The term “controlled by a foreign adversary” means, with respect to an individual or entity, that such individual or entity is– (A) a foreign person that is domiciled in, is headquartered in, has its principal place of business in, or is organized under the laws of a foreign adversary country; (B) an entity with respect to which a foreign person or combination of foreign persons described in subparagraph (A) directly or indirectly own at least a 20 percent stake; or (C) a person subject to the direction or control of a foreign person or entity described in subparagraph (A) or (B).

Notable Exemptions
The Final Rule provides a number of exemptions:• Personal communications;• Information or informational materials;• Travel;• Official business of the U.S. government;• Transactions “ordinarily incident to and part of the provision of financial services”;• Corporate group transactions;• “Transactions required or authorized by Federal law or international agreements, or necessary for compliance with Federal law”;• Investment agreements subject to a CFIUS action”;• Transactions “ordinarily incident to and part of the provision of telecommunications services”;• “Drug, biological product, and medical device authorizations”; and• “Other clinical investigations and post-marketing surveillance data.”

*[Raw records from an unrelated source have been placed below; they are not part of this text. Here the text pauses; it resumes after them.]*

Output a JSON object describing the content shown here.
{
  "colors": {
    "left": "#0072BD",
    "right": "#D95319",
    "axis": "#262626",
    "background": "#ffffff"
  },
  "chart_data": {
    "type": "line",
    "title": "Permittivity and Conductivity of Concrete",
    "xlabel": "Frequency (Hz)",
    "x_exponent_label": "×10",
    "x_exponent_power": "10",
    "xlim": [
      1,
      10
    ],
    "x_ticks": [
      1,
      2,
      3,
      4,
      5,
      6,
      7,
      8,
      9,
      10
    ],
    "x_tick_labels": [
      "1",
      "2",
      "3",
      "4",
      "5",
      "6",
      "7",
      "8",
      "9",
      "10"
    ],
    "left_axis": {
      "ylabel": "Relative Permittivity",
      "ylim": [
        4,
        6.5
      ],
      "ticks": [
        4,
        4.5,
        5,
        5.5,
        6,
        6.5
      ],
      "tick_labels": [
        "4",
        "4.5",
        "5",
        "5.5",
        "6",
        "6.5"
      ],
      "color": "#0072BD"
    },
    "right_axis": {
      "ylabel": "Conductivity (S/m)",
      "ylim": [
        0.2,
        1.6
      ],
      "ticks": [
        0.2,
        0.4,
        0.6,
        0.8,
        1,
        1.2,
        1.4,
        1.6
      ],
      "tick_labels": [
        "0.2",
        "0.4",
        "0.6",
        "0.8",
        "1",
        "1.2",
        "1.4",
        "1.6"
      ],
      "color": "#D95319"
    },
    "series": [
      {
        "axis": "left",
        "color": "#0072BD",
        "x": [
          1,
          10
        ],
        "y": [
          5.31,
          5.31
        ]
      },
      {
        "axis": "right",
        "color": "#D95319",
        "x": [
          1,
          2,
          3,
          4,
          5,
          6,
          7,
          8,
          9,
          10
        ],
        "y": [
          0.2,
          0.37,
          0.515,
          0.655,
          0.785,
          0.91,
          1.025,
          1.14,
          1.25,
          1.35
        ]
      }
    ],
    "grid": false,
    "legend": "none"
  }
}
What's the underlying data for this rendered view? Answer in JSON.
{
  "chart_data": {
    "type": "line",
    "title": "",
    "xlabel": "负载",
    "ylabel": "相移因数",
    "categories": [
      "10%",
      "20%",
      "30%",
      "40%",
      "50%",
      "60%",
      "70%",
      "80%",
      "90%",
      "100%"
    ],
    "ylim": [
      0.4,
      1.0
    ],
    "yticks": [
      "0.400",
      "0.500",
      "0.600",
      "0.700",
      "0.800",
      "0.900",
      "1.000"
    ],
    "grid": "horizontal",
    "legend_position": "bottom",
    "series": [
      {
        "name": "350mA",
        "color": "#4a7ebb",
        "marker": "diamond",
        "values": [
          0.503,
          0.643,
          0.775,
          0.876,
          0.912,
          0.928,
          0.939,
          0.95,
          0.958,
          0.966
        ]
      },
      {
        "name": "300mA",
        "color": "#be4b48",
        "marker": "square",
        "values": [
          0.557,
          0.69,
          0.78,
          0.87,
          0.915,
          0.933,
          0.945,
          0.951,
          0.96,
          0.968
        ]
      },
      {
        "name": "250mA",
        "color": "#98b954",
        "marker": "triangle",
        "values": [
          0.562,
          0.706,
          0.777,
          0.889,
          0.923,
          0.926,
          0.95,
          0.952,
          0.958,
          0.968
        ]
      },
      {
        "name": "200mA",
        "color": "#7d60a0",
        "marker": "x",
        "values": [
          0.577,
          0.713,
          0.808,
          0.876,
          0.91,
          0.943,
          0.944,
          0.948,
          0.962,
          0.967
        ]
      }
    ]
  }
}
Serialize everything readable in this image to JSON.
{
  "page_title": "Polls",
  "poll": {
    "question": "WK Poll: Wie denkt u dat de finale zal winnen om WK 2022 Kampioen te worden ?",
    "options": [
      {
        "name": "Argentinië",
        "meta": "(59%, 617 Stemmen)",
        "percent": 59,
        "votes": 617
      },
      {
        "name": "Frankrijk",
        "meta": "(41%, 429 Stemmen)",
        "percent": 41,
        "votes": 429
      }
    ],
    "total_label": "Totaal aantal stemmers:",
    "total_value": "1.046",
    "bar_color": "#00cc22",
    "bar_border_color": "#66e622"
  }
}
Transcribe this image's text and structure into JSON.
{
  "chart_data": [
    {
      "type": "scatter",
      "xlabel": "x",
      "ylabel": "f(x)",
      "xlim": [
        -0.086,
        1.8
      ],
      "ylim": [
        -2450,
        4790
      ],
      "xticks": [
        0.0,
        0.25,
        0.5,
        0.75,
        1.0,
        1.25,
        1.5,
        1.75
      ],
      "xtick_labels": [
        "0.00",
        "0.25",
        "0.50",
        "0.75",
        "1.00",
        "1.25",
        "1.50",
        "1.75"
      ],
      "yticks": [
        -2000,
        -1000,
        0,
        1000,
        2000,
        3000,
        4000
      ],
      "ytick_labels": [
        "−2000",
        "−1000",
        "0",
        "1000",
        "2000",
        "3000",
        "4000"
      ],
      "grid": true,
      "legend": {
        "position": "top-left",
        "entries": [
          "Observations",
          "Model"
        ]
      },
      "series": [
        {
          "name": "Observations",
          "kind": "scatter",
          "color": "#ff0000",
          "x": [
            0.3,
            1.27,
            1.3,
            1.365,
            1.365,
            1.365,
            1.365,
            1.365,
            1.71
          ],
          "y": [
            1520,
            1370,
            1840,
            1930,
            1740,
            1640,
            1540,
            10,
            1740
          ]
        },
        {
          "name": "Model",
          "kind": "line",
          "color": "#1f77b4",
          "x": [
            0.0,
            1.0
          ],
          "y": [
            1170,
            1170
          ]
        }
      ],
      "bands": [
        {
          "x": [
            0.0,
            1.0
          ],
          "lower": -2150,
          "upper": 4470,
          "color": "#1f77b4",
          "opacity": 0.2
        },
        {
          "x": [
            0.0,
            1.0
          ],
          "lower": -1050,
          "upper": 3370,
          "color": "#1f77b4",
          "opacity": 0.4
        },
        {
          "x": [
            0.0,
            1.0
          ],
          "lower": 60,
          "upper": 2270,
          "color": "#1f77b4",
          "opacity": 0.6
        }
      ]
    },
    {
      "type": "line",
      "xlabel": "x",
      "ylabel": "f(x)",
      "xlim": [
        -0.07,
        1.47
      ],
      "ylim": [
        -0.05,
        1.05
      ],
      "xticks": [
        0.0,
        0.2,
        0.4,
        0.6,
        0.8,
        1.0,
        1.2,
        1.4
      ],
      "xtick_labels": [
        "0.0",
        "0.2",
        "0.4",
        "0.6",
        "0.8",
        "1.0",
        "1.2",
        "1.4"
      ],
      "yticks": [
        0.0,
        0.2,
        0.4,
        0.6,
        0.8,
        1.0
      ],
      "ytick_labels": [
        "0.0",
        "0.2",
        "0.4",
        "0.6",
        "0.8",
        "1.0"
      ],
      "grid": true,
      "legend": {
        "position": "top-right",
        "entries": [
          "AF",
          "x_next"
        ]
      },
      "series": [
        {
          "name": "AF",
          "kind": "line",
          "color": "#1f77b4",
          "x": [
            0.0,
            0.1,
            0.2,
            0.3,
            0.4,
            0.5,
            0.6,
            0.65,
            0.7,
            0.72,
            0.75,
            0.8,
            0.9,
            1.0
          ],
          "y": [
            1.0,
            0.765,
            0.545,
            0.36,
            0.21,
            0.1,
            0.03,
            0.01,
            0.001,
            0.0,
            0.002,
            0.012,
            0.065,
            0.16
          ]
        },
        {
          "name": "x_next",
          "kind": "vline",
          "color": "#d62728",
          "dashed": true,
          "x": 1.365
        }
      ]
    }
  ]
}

(B) Exclusion.–The term “data broker” does not include an entity to the extent such entity–(i) is transmitting data of a United States individual, including communications of such an individual, at the request or direction of such individual, (ii) is providing, maintaining, or offering a product or service with respect to which personally identifiable sensitive data, or access to such data, is not the product or service; (iii) is reporting or publishing news or information that concerns local, national, or international events or other matters of public interest; (iv) is reporting, publishing, or otherwise making available news or information that is available to the general public–(I) including information from–(aa) a book, magazine, telephone book, or online directory; (bb) a motion picture; (cc) a television, internet, or radio program; (dd) the news media; or (ee) an internet site that is available to the general public on an unrestricted basis; and (II) not including an obscene visual depiction (as such term is used in section 1460 of title 18, United States Code); or (v) is acting as a service provider.
(8) Service provider.–The term “service provider” means an entity that– (A) collects, processes, or transfers data on behalf of, and at the direction of– (i) an individual or entity that is not a foreign adversary country or controlled by a foreign adversary; or (ii) a Federal, State, Tribal, territorial, or local government entity; and (B) receives data from or on behalf of an individual or entity described in subparagraph (A)(i) or a Federal, State, Tribal, territorial, or local government entity.

Enforcement and Penalties
The Bulk Data Regs are enforced by the Dept. of Justice, and allow for the imposition of both civil and criminal penalties.
Current maximum civil penalties are not to exceed the greater of $368,136 or an amount that is twice the amount of the transaction that is the basis of the violation with respect to which the penalty is imposed.
Potential criminal fines and imprisonment are available for willful violations of the regulations. In particular, a maximum of $1,000,000 fine and imprisonment of not more than 20 years, or both, are available in the event of willful violations.
A violation of [PADFA] shall be treated as a violation of a rule defining an unfair or a deceptive act or practice under section18(a)(1)(B) of the Federal Trade Commission Act (15 U.S.C. 57a(a)(1)(B)).
The Federal Trade Commission is provided with enforcement authority under PADFA. Remedies for violation of Section 18(a)(1)(B) of the FTC Act include civil penalties of up to $50,120 per violation and various forms of equitable relief (e.g., disgorgement, injunctions, etc.).